Question

I have a fairly complex scenario, so I am trying to distill this down to the basic issue.

I have 3 classes (simplified here):

class Base {
protected:
    std::map <unsigned int, Node*> nodes;
}

class Node {
protected:
    std::map <unsigned int, Leaf*> leaves;
}

class Leaf {
protected:
    myDataStruct myData;
}

These classes represent a 3-level tree consisting of a base, some number of intermediary nodes in a std::map<int,ptr*>, and some number of leaves per node, also as a std::map<int,ptr*>. This tree is generated and updated dynamically in an update thread.

I have another thread that renders data from these nodes, at a much slower rate than the updates, so I prefer to keep the update action separate from the rendering.
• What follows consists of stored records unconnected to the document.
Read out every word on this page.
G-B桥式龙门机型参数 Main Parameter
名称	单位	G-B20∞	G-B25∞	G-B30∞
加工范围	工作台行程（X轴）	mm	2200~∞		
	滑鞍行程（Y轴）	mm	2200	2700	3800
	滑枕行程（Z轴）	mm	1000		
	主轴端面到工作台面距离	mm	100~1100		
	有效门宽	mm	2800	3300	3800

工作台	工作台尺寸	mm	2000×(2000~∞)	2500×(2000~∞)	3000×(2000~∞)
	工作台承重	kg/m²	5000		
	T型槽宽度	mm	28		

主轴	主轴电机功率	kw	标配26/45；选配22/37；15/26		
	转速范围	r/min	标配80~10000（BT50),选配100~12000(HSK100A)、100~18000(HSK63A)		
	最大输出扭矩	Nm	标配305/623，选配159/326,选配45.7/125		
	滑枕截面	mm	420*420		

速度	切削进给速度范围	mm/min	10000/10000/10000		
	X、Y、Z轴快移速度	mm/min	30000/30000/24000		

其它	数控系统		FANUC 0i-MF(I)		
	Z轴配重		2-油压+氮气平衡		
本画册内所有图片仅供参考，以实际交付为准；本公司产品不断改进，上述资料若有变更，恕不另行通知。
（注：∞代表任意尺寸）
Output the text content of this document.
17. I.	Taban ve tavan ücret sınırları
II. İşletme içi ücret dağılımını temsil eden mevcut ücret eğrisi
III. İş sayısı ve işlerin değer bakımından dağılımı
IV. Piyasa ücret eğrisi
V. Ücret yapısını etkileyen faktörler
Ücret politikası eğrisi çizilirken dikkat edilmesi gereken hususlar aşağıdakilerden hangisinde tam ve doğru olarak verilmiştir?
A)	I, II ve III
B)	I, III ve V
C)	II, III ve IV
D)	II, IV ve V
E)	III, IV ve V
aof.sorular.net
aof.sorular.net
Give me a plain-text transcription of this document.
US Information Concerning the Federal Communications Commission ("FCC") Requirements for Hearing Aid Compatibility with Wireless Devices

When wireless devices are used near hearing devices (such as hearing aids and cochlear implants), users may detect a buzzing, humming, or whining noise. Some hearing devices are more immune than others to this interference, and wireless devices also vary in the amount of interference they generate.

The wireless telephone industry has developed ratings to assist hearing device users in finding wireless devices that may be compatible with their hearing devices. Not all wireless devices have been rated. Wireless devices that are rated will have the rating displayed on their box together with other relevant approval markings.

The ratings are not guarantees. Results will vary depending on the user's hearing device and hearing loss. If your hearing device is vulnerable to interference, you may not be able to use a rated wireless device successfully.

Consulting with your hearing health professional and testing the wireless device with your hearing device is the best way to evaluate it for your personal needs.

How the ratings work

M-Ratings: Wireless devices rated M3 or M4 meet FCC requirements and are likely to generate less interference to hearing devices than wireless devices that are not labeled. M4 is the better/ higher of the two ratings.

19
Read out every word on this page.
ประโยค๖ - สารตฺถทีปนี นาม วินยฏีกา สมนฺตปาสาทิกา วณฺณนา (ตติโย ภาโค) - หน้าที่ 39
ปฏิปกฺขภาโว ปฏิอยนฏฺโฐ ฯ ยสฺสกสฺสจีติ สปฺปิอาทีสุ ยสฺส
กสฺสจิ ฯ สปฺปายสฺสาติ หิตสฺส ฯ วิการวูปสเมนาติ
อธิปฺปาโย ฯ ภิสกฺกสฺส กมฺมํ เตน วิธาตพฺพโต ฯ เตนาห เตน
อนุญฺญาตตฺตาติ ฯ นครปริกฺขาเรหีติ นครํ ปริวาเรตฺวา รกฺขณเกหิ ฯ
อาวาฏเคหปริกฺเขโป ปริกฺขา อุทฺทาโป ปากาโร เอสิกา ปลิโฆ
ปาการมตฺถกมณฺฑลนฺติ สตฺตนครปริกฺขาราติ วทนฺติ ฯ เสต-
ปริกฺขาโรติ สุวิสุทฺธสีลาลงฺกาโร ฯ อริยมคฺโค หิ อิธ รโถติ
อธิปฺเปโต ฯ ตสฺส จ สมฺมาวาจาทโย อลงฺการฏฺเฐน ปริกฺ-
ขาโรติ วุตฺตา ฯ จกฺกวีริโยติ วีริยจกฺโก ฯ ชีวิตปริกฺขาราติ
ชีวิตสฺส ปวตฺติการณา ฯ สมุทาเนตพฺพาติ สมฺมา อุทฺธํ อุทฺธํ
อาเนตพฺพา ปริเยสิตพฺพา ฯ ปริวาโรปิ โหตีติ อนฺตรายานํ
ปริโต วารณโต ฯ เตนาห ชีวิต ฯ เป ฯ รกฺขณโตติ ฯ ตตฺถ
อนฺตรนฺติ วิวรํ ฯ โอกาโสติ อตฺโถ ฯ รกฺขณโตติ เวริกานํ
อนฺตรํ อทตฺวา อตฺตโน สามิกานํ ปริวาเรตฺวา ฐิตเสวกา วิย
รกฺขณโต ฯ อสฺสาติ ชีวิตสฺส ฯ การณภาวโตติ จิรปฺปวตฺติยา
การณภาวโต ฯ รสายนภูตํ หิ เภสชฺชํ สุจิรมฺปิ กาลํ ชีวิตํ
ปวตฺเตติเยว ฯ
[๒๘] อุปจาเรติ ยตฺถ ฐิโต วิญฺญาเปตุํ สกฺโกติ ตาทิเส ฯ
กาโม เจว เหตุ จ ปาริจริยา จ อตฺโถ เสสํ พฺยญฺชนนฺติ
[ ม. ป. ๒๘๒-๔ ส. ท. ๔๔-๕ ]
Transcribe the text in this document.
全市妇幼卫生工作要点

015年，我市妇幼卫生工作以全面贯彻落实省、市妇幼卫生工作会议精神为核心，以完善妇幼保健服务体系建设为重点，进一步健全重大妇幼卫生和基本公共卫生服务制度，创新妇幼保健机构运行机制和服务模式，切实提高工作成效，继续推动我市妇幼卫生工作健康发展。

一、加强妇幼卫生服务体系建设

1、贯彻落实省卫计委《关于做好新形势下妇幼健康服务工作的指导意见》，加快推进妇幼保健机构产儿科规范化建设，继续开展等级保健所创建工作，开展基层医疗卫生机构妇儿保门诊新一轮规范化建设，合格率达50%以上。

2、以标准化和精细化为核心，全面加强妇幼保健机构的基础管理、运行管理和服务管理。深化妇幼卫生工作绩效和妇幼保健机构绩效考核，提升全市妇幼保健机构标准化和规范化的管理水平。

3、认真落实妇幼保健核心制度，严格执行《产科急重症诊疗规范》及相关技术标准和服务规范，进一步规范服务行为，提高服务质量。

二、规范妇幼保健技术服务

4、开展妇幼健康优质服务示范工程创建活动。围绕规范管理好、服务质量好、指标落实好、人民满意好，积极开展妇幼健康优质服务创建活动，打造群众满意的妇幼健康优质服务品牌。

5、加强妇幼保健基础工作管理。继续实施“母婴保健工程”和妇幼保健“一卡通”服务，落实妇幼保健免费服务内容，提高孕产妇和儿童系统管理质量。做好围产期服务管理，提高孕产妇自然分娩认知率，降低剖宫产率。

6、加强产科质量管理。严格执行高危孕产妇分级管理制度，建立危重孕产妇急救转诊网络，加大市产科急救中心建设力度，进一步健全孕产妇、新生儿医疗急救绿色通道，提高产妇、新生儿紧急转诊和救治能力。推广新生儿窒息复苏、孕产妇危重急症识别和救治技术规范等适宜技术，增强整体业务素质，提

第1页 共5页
I do not render all of the data on every loop of the render thread either.

My original idea was to register that I wanted to render data from a leaf by calling a function that stores a pointer to the data in the leaf:

void MyRenderClass::registerData(int* dataPointer) {
    // store dataPointer in MyRenderClass
    myStoredDataPointer = dataPointer;
}

Then during the render thread loop, I use that data pointer to render the data.

So, the question is: Is this safe? I can handle the case where the leaf or node is deleted by un-registering the data in the respective destructors. What I really want to know is, will that pointer stay the same as the tree is updated and as new nodes and leaves are added to it? Will the std::map rearrange or move pointers as it is modified?

On a related note, can I safely store pointers to the parent nodes/base in the leaves/nodes so I can traverse the tree from leaf->base?

I hope this makes sense. I thought this seemed ok at first, but I want to verify before I go further down this path. The example is slightly contrived, as the entire code base is much too large to grok.

Was it helpful?

Solution

The important question here is:

Will the std::map rearrange or move pointers as it is modified?

std::map guarantees that iterators, references and pointers to its objects will remain valid as long as that object remains in the map. So you can safely store a pointer, as long as you don't remove the object it points to.

Note that not all containers give this guarantee; for example, vector will move its elements when it exceeds its capacity and has to allocate a new block of memory, in order to keep the elements in a contiguous array. (But even then, if you're storing pointers, then the objects they point to won't move).